Regional differences were significant as well when it came to discussing the FLQ Crisis and the kidnappings of British diplomat James Cross and Quebec cabinet minister Pierre Laporte. Living in southwestern Ontario I experienced the War Measures Act as an extreme violation of our civil rights and a symbol of a broken society, while another woman in our group who had grown up in Montreal at the time saw this act as a much needed measure in a society that had grown very frightening, violent and which was out of control. Her friend was engaged to marry Pierre Laporte’s son. Naturally she and many other Quebecois were shattered when Laporte’s murdered body was found in the trunk of a car after James Cross had been returned to his loved ones safe and alive.

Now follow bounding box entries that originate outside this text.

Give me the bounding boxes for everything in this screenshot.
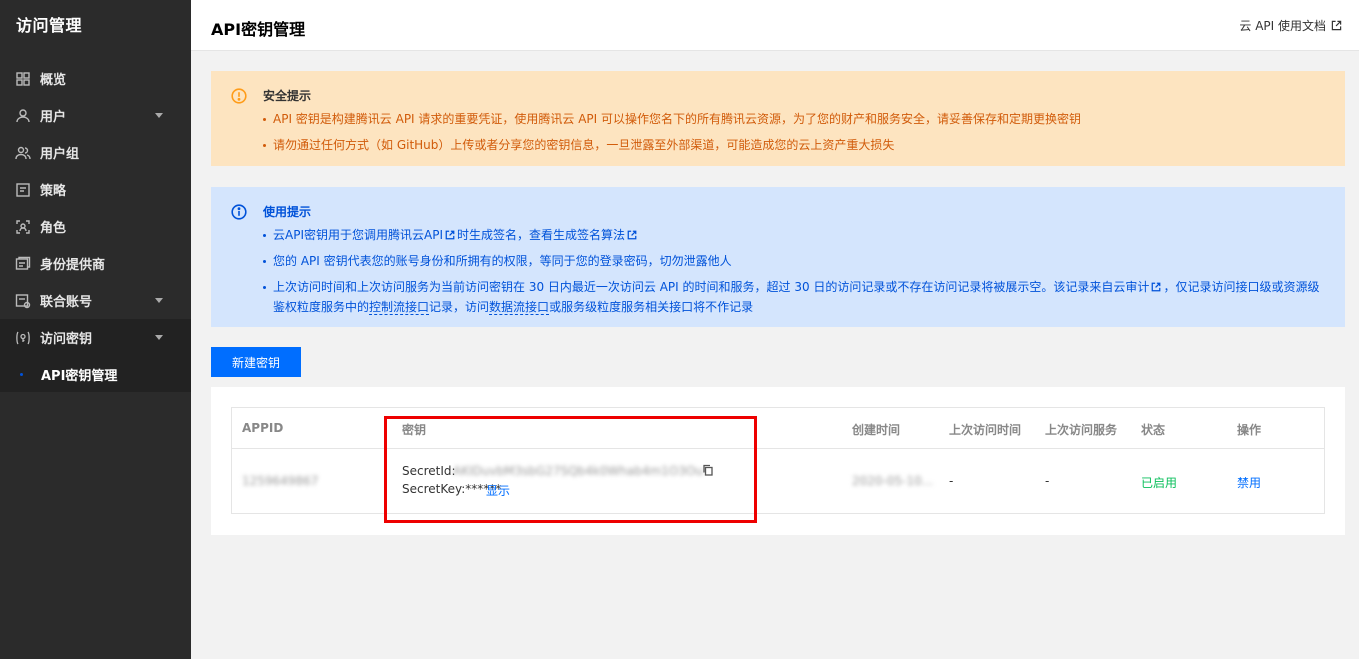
column-header-status: 状态 [1141,423,1166,437]
page-header: API密钥管理 云 API 使用文档 [191,0,1359,51]
sidebar-item-label: 联合账号 [40,295,93,310]
sidebar-item-label: 身份提供商 [40,258,106,273]
sidebar-item-user-groups[interactable]: 用户组 [0,134,191,171]
warning-icon [231,88,247,104]
sidebar-item-users[interactable]: 用户 [0,97,191,134]
sidebar-item-policies[interactable]: 策略 [0,171,191,208]
show-secret-key-link[interactable]: 显示 [486,482,510,499]
control-flow-tooltip-term[interactable]: 控制流接口 [369,300,430,315]
sidebar-item-federated-accounts[interactable]: 联合账号 [0,282,191,319]
alert-list-item: 请勿通过任何方式（如 GitHub）上传或者分享您的密钥信息，一旦泄露至外部渠道… [263,135,1325,155]
page-title: API密钥管理 [211,20,306,39]
alert-list-item: 云API密钥用于您调用腾讯云API 时生成签名，查看生成签名算法 [263,225,1325,245]
api-docs-link[interactable]: 云 API 使用文档 [1239,17,1342,34]
policy-icon [15,182,31,198]
column-header-last-access-service: 上次访问服务 [1045,423,1118,437]
sidebar-item-identity-providers[interactable]: 身份提供商 [0,245,191,282]
alert-text: 或服务级粒度服务相关接口将不作记录 [549,300,754,314]
tencent-cloud-api-link[interactable]: 腾讯云API [388,228,443,242]
external-link-icon [445,230,455,240]
cloud-audit-link[interactable]: 云审计 [1113,280,1149,294]
sidebar-item-overview[interactable]: 概览 [0,60,191,97]
redaction-mask [454,420,704,446]
keys-table: APPID 密钥 创建时间 上次访问时间 上次访问服务 状态 操作 125964… [231,407,1325,514]
user-icon [15,108,31,124]
identity-provider-icon [15,256,31,272]
column-header-action: 操作 [1237,423,1262,437]
sidebar-item-access-keys[interactable]: 访问密钥 [0,319,191,356]
security-warning-alert: 安全提示 API 密钥是构建腾讯云 API 请求的重要凭证，使用腾讯云 API … [211,71,1345,166]
info-icon [231,204,247,220]
column-header-last-access-time: 上次访问时间 [949,423,1022,437]
user-group-icon [15,145,31,161]
sidebar-title: 访问管理 [16,16,83,35]
external-link-icon [627,230,637,240]
last-access-service-cell: - [1045,474,1050,488]
status-badge: 已启用 [1141,476,1178,490]
alert-text: 云API密钥用于您调用 [273,228,388,242]
alert-list: 云API密钥用于您调用腾讯云API 时生成签名，查看生成签名算法 您的 API 密… [263,225,1325,317]
table-header-row: APPID 密钥 创建时间 上次访问时间 上次访问服务 状态 操作 [232,408,1324,449]
alert-text: 记录，访问 [429,300,490,314]
alert-list-item: 您的 API 密钥代表您的账号身份和所拥有的权限，等同于您的登录密码，切勿泄露他… [263,251,1325,271]
access-key-icon [15,330,31,346]
column-header-key: 密钥 [402,423,427,437]
copy-icon[interactable] [702,464,714,479]
created-time-cell: 2020-05-10... [852,474,934,488]
alert-text: 上次访问时间和上次访问服务为当前访问密钥在 30 日内最近一次访问云 API 的… [273,280,1114,294]
alert-list-item: 上次访问时间和上次访问服务为当前访问密钥在 30 日内最近一次访问云 API 的… [263,277,1325,317]
secret-id-value: AKIDuvbM3sbG27SQb4k0Whab4m1O3Ou4Fmk [453,464,703,478]
usage-tips-alert: 使用提示 云API密钥用于您调用腾讯云API 时生成签名，查看生成签名算法 您的 … [211,187,1345,327]
chevron-down-icon [155,113,163,118]
sidebar-item-roles[interactable]: 角色 [0,208,191,245]
federated-account-icon [15,293,31,309]
alert-title: 使用提示 [263,205,312,219]
column-header-appid: APPID [242,421,284,435]
column-header-created: 创建时间 [852,423,901,437]
sidebar-item-label: 策略 [40,184,67,199]
last-access-time-cell: - [949,474,954,488]
table-row: 1259649867 SecretId: AKIDuvbM3sbG27SQb4k… [232,449,1324,513]
role-icon [15,219,31,235]
chevron-down-icon [155,335,163,340]
sidebar-item-label: 用户 [40,110,67,125]
api-docs-link-label: 云 API 使用文档 [1239,19,1326,33]
new-key-button[interactable]: 新建密钥 [211,347,301,377]
grid-icon [15,71,31,87]
secret-id-label: SecretId: [402,464,456,478]
active-dot-icon [20,372,23,376]
disable-key-link[interactable]: 禁用 [1237,474,1261,491]
external-link-icon [1152,282,1161,292]
keys-table-card: APPID 密钥 创建时间 上次访问时间 上次访问服务 状态 操作 125964… [211,387,1345,535]
sidebar-subitem-api-key-management[interactable]: API密钥管理 [0,356,191,392]
external-link-icon [1331,20,1342,31]
chevron-down-icon [155,298,163,303]
sidebar-item-label: 访问密钥 [40,332,93,347]
alert-list-item: API 密钥是构建腾讯云 API 请求的重要凭证，使用腾讯云 API 可以操作您… [263,109,1325,129]
signature-algorithm-link[interactable]: 生成签名算法 [553,228,625,242]
sidebar-item-label: 概览 [40,73,67,88]
sidebar-item-label: 角色 [40,221,67,236]
appid-cell: 1259649867 [242,474,319,488]
sidebar-nav: 概览 用户 用户组 策略 角色 身份提供商 联合账号 访问密钥 API密钥管理 [0,52,191,392]
alert-list: API 密钥是构建腾讯云 API 请求的重要凭证，使用腾讯云 API 可以操作您… [263,109,1325,155]
sidebar-subitem-label: API密钥管理 [41,368,118,384]
sidebar: 访问管理 概览 用户 用户组 策略 角色 身份提供商 联合账号 访问密钥 API… [0,0,191,659]
alert-title: 安全提示 [263,89,312,103]
alert-text: 时生成签名，查看 [457,228,554,242]
data-flow-tooltip-term[interactable]: 数据流接口 [489,300,550,315]
sidebar-item-label: 用户组 [40,147,80,162]
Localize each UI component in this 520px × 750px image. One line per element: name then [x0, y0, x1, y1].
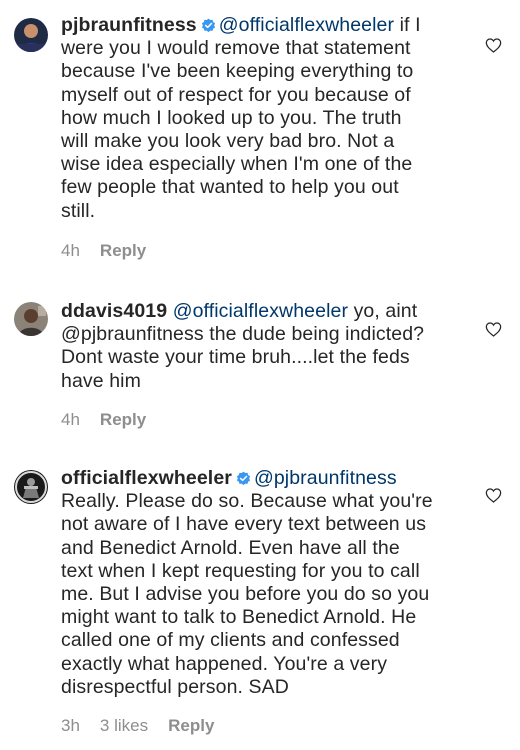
verified-badge-icon	[201, 18, 215, 33]
comment-line: have him	[61, 369, 141, 392]
comment-text: pjbraunfitness @officialflexwheeler if Iw…	[61, 14, 469, 223]
comment-timestamp: 4h	[61, 241, 80, 260]
avatar[interactable]	[14, 470, 48, 504]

For at least two of our members, one who grew up in Northern Ireland and another who was raised in Scotland, the IRA, Margaret Thatcher and the Brighton Bombing on October 12, 1984, had a far greater impact.
After spending some time discussing how each of us experienced brokenness in our generation, one woman observed that nowhere does Miller give us a definition of what he means by “spirituality”. She also reminded us that our spirituality is born out of the brokenness of the Cross. In the breaking of the bread, she said, we experience Christ’s self-giving love and are made whole. Thus it is through brokenness that we find meaning and wholeness.
This coming Saturday, July 15th, we will be meeting in London and discussing chapter two “Loneliness”, which Miller identifies as the second major spiritual reality for Boomers after “Brokenness”. We look forward to another lovely walk, this time on the trails in Stoneybrook.